Using this electrode, a dye-sensitized solar cell was prepared in the same manner as in Example 1. As a result of performing the IV measurement (effective area 25 mm ² ), the open circuit voltage, the short circuit current density, and the fill factor are 0.67 V, 8.1 mA / cm ² , and 0.60, respectively. Was 3.3%.
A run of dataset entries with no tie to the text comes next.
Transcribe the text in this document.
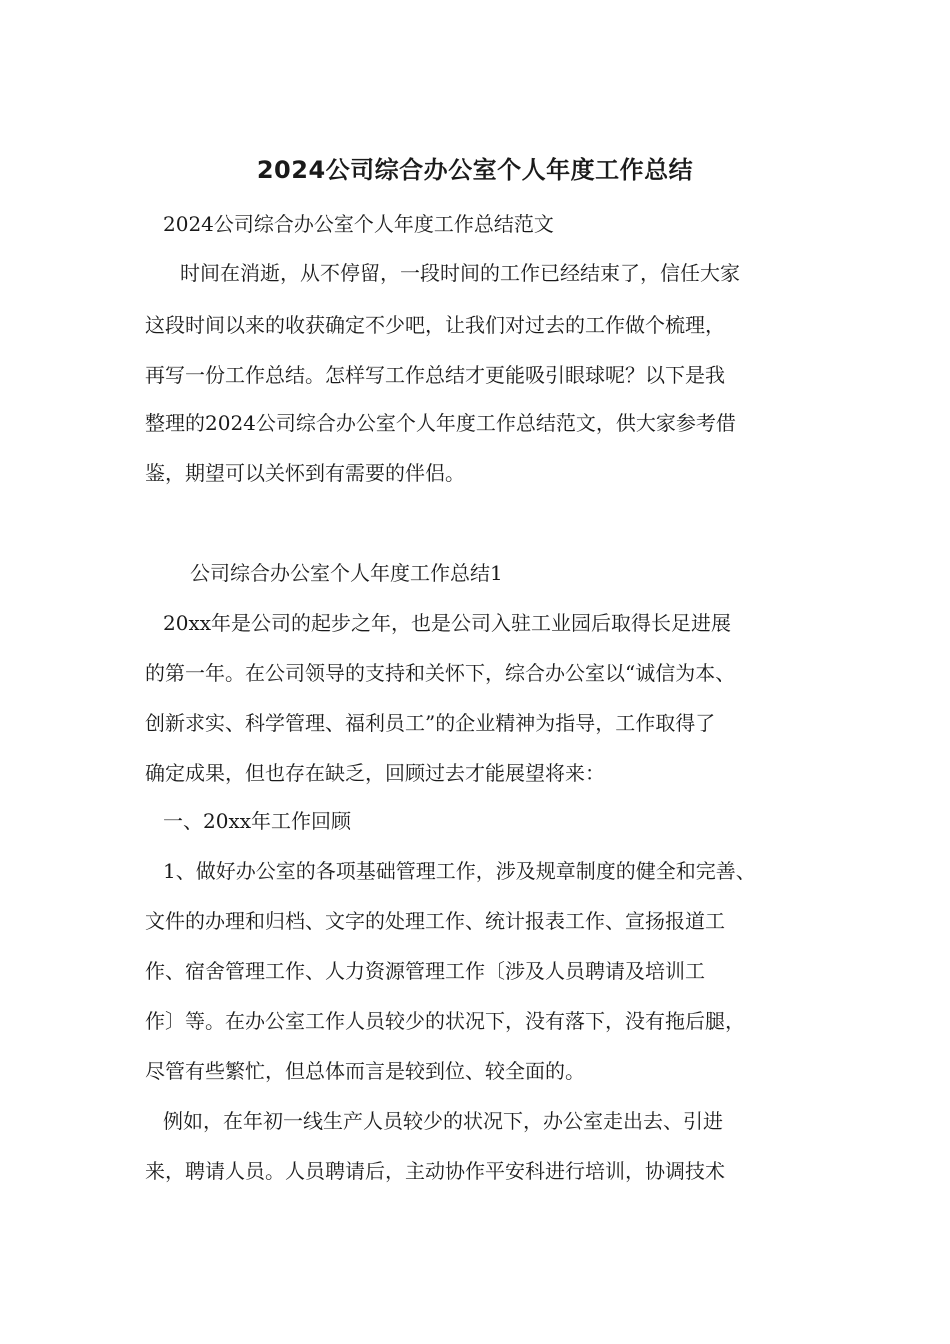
2024公司综合办公室个人年度工作总结
2024公司综合办公室个人年度工作总结范文
时间在消逝，从不停留，一段时间的工作已经结束了，信任大家
这段时间以来的收获确定不少吧，让我们对过去的工作做个梳理，
再写一份工作总结。怎样写工作总结才更能吸引眼球呢？以下是我
整理的2024公司综合办公室个人年度工作总结范文，供大家参考借
鉴，期望可以关怀到有需要的伴侣。
公司综合办公室个人年度工作总结1
20xx年是公司的起步之年，也是公司入驻工业园后取得长足进展
的第一年。在公司领导的支持和关怀下，综合办公室以“诚信为本、
创新求实、科学管理、福利员工”的企业精神为指导，工作取得了
确定成果，但也存在缺乏，回顾过去才能展望将来：
一、20xx年工作回顾
1、做好办公室的各项基础管理工作，涉及规章制度的健全和完善、
文件的办理和归档、文字的处理工作、统计报表工作、宣扬报道工
作、宿舍管理工作、人力资源管理工作〔涉及人员聘请及培训工
作〕等。在办公室工作人员较少的状况下，没有落下，没有拖后腿，
尽管有些繁忙，但总体而言是较到位、较全面的。
例如，在年初一线生产人员较少的状况下，办公室走出去、引进
来，聘请人员。人员聘请后，主动协作平安科进行培训，协调技术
  The electrode for dye-sensitized solar cells of the present invention can be suitably used as an electrode for dye-sensitized solar cells.

Claims (4)

In a dye-sensitized solar cell electrode comprising a polyester film, a transparent conductive layer provided on one surface thereof, and a porous semiconductor layer comprising metal oxide particles provided on the transparent conductive layer, a metal The oxide particles comprise 5 to 95% by weight of the crystalline particles A and 5 to 95% by weight of the crystalline particles B. The crystalline particles A satisfy all of the following conditions, and the crystal size of the particles A is 38 nm or more. The crystalline particle B has a crystal size of 12 nm or less , and the crystal size is determined from the half-value width of the diffraction peak having the highest peak intensity among diffraction peaks derived from the crystal plane in the X-ray diffraction measurement. An electrode for a dye-sensitized solar cell, which is required .
5 ≦ dla / dsa ≦ 20
50 ≦ dsa ≦ 250
(Here, dla average particle maximum diameter of the crystalline particles A (nm), dsa is Ri average particle minimum diameter (nm) der crystalline particles A, wherein an average particle maximum diameter is the average value of the particle maximum diameter The maximum particle diameter is a distance between parallel lines when the distance between two parallel lines circumscribing the particle outline is the widest in the plan view of the particles observed with an electron microscope, and the average particle minimum diameter is represented by the average value of the particle minimum diameter, Ru distance der between the parallel line when the distance between the two parallel lines is narrowest.) 2. The dye-sensitized solar cell electrode according to claim 1, wherein the crystal size dxa and the average minimum particle diameter dsa of the crystalline particles A are polycrystalline particles satisfying the following formula.
1.5 ≦ dsa / dxa ≦ 5.0
(Where dsa is the average minimum particle size (nm) of the crystalline particles A,
dxa is the crystal size (nm) of the crystalline particles A. )   The electrode for a dye-sensitized solar cell according to claim 1, wherein the porous semiconductor layer is provided by applying a coating liquid, which is a dispersion of metal oxide particles, on the transparent conductive layer.   A dye-sensitized solar cell comprising the dye-sensitized solar cell electrode according to any one of claims 1 to 3.